Methods: Functional and biochemical effects of alkaline treatment on misfolded cystic fibrosis transmembrane conductance regulator-induced defects were measured in CFPAC-1 cells, which endogenously express DeltaF508 cystic fibrosis transmembrane conductance regulator, and in CHO cells, which heterologously express DeltaF508 cystic fibrosis transmembrane conductance regulator. The animal survival rate and the functional expression of cystic fibrosis transmembrane conductance regulator proteins were analyzed in homozygous DeltaF508 mice after chronic treatment with weak base NaHCO3.

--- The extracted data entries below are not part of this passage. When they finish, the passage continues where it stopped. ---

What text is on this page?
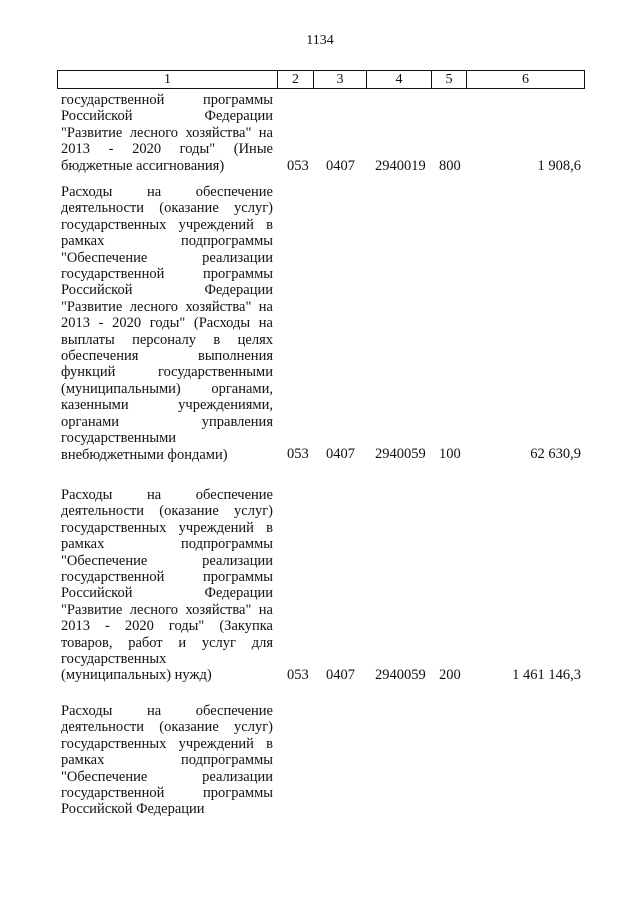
1134
1	2	3	4	5	6
государственной программы
Российской Федерации
"Развитие лесного хозяйства" на
2013 - 2020 годы" (Иные
бюджетные ассигнования)	053 0407 2940019 800	1 908,6
Расходы на обеспечение
деятельности (оказание услуг)
государственных учреждений в
рамках подпрограммы
"Обеспечение реализации
государственной программы
Российской Федерации
"Развитие лесного хозяйства" на
2013 - 2020 годы" (Расходы на
выплаты персоналу в целях
обеспечения выполнения
функций государственными
(муниципальными) органами,
казенными учреждениями,
органами управления
государственными
внебюджетными фондами)	053 0407 2940059 100	62 630,9
Расходы на обеспечение
деятельности (оказание услуг)
государственных учреждений в
рамках подпрограммы
"Обеспечение реализации
государственной программы
Российской Федерации
"Развитие лесного хозяйства" на
2013 - 2020 годы" (Закупка
товаров, работ и услуг для
государственных
(муниципальных) нужд)	053 0407 2940059 200	1 461 146,3
Расходы на обеспечение
деятельности (оказание услуг)
государственных учреждений в
рамках подпрограммы
"Обеспечение реализации
государственной программы
Российской Федерации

Results: In CFPAC-1 and CHO cells, intracellular alkalization by reducing carbon dioxide concentrations in a carbon dioxide incubation chamber or intra-Golgi alkalization by bafilomycin A1 treatment increased the membrane expression of DeltaF508 protein and cystic fibrosis transmembrane conductance regulator-dependent anion transport. Notably, chronic administration of NaHCO3 increased the long-term survival of homozygous DeltaF508 mice and induced the functional expression of cystic fibrosis transmembrane conductance regulator in the luminal membrane of intestinal epithelium.
Conclusions: We found that base treatments correct misfolded cystic fibrosis transmembrane conductance regulator-induced defects in vitro and in vivo. These results imply that the alkalization of intracellular compartments, in particular, Golgi or pre-Golgi intermediate compartments, can be a potential therapeutic target for the loss-of-function type of conformational diseases.